My steps had to slow now. I was closing the distance between myself and the lounging pair too quickly. I had a good loud scream, and I sucked in air, preparing to use it, but my throat was so dry I wasn't sure how much volume I could manage. With a quick movement I slipped my purse over my head, gripping the strap with one hand, ready to surrender it or use it as weapon as need demanded. [...]
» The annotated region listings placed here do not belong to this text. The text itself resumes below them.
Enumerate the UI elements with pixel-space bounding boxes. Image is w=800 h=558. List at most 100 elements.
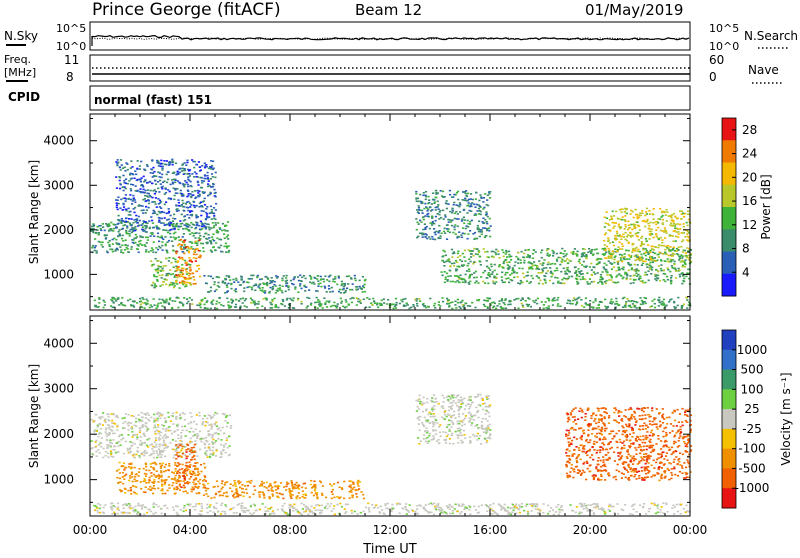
echo-cell (649, 213, 651, 215)
echo-cell (345, 299, 347, 301)
echo-cell (224, 237, 226, 239)
echo-cell (142, 205, 144, 207)
echo-cell (228, 436, 230, 438)
echo-cell (484, 270, 486, 272)
echo-cell (195, 197, 197, 199)
echo-cell (149, 181, 151, 183)
echo-cell (212, 222, 214, 224)
echo-cell (173, 229, 175, 231)
echo-cell (198, 239, 200, 241)
echo-cell (166, 241, 168, 243)
echo-cell (119, 233, 121, 235)
echo-cell (174, 189, 176, 191)
echo-cell (227, 422, 229, 424)
echo-cell (155, 197, 157, 199)
echo-cell (541, 301, 543, 303)
echo-cell (648, 228, 650, 230)
echo-cell (205, 208, 207, 210)
echo-cell (608, 248, 610, 250)
echo-cell (215, 172, 217, 174)
echo-cell (651, 229, 653, 231)
echo-cell (176, 188, 178, 190)
echo-cell (468, 277, 470, 279)
echo-cell (93, 421, 95, 423)
echo-cell (679, 224, 681, 226)
echo-cell (479, 210, 481, 212)
echo-cell (146, 226, 148, 228)
echo-cell (152, 167, 154, 169)
echo-cell (128, 466, 130, 468)
echo-cell (173, 179, 175, 181)
echo-cell (213, 452, 215, 454)
echo-cell (260, 484, 262, 486)
echo-cell (453, 204, 455, 206)
echo-cell (575, 304, 577, 306)
echo-cell (177, 307, 179, 309)
echo-cell (478, 250, 480, 252)
echo-cell (138, 468, 140, 470)
y-axis-label: Slant Range [km] (27, 160, 41, 264)
echo-cell (275, 304, 277, 306)
echo-cell (172, 161, 174, 163)
echo-cell (180, 249, 182, 251)
echo-cell (333, 302, 335, 304)
echo-cell (125, 188, 127, 190)
echo-cell (127, 183, 129, 185)
echo-cell (277, 488, 279, 490)
echo-cell (117, 219, 119, 221)
echo-cell (554, 263, 556, 265)
echo-cell (189, 431, 191, 433)
echo-cell (263, 495, 265, 497)
echo-cell (215, 209, 217, 211)
echo-cell (153, 418, 155, 420)
echo-cell (258, 301, 260, 303)
echo-cell (119, 188, 121, 190)
echo-cell (150, 466, 152, 468)
echo-cell (536, 266, 538, 268)
echo-cell (125, 209, 127, 211)
echo-cell (241, 279, 243, 281)
colorbar-tick-label: 20 (742, 170, 757, 184)
echo-cell (314, 487, 316, 489)
echo-cell (549, 280, 551, 282)
echo-cell (156, 228, 158, 230)
echo-cell (131, 415, 133, 417)
echo-cell (139, 430, 141, 432)
echo-cell (165, 464, 167, 466)
echo-cell (484, 193, 486, 195)
echo-cell (508, 251, 510, 253)
echo-cell (141, 442, 143, 444)
echo-cell (592, 302, 594, 304)
echo-cell (208, 234, 210, 236)
echo-cell (682, 232, 684, 234)
echo-cell (226, 275, 228, 277)
echo-cell (664, 237, 666, 239)
echo-cell (627, 221, 629, 223)
echo-cell (504, 299, 506, 301)
echo-cell (207, 172, 209, 174)
echo-cell (159, 435, 161, 437)
echo-cell (667, 260, 669, 262)
echo-cell (423, 306, 425, 308)
echo-cell (610, 301, 612, 303)
echo-cell (463, 256, 465, 258)
echo-cell (178, 475, 180, 477)
echo-cell (177, 226, 179, 228)
echo-cell (213, 284, 215, 286)
echo-cell (129, 235, 131, 237)
echo-cell (186, 462, 188, 464)
echo-cell (175, 418, 177, 420)
echo-cell (141, 177, 143, 179)
echo-cell (250, 302, 252, 304)
echo-cell (362, 276, 364, 278)
echo-cell (410, 307, 412, 309)
echo-cell (128, 414, 130, 416)
echo-cell (208, 424, 210, 426)
echo-cell (124, 170, 126, 172)
echo-cell (486, 199, 488, 201)
echo-cell (660, 260, 662, 262)
echo-cell (214, 219, 216, 221)
echo-cell (575, 270, 577, 272)
echo-cell (313, 495, 315, 497)
echo-cell (250, 275, 252, 277)
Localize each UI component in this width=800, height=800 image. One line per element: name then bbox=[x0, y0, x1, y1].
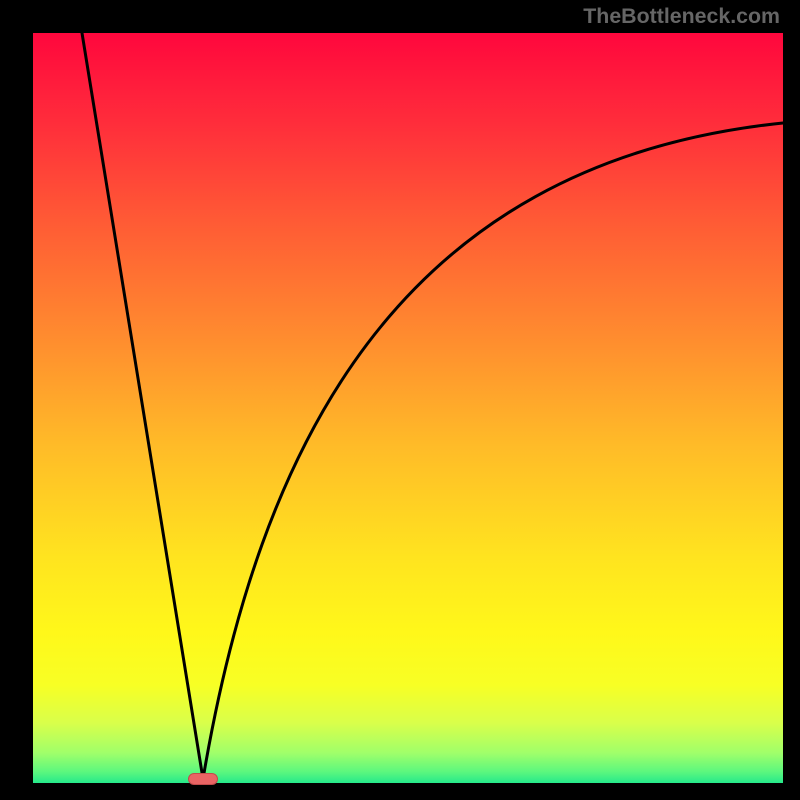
curve-path bbox=[82, 33, 783, 779]
watermark-text: TheBottleneck.com bbox=[583, 4, 780, 29]
plot-area bbox=[33, 33, 783, 783]
optimal-point-marker bbox=[188, 773, 218, 785]
canvas-root: TheBottleneck.com bbox=[0, 0, 800, 800]
bottleneck-curve bbox=[33, 33, 783, 783]
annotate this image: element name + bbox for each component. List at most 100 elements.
I braced myself, feet apart, trying to remember through my panic what little self-defense I knew. Heel of the hand thrust upward, hopefully breaking the nose or shoving it into the brain. Finger through the eye socket -- try to hook around and pop the eye out. And the standard knee to the groin, of course. That same pessimistic voice in my mind spoke up then, reminding me that I probably wouldn't have a chance against one of them, and there were four. Shut up! I commanded the voice before terror could incapacitate me. I wasn't going out without taking someone with me. I tried to swallow so I could build up a decent scream.
Headlights suddenly flew around the corner, the car almost hitting the stocky one, forcing him to jump back toward the sidewalk. I dove into the road -- this car was going to stop, or have to hit me. But the silver car unexpectedly fishtailed around, skidding to a stop with the passenger door open just a few feet from me.
"Get in," a furious voice commanded.
The car is Edward's, the voice is his own. Edward is furious at the men trying to rape Bella, but he's also upset with her for being a "magnet for trouble". This framing once again mirror's Rosalie's story, for Rosalie blames her own beauty for her rape, as if the one had anything to do with the other. In both cases, the narrative takes the responsibility from the guilty perpetrators and places it on the innocent victim who had little choice in their victimization: Rosalie did not choose to be beautiful and Bella did not choose to be clumsy.
Over the new few pages, it will be Edward's emotion, Edward's fury, that receives the bulk of the narrative attention. Bella's emotion is an afterthought, and when the afterthought comes it will turn out that she has nothing really to add. Her emotion is repressed in favor of Edward's. After all, Bella was only very nearly gang-raped for the first time in her life; Edward, on the other hand, was forced to struggle with his murderous impulses and barely restrained temper that has been with him for more than a century.
I think we all know what's more important here. Edward certainly does.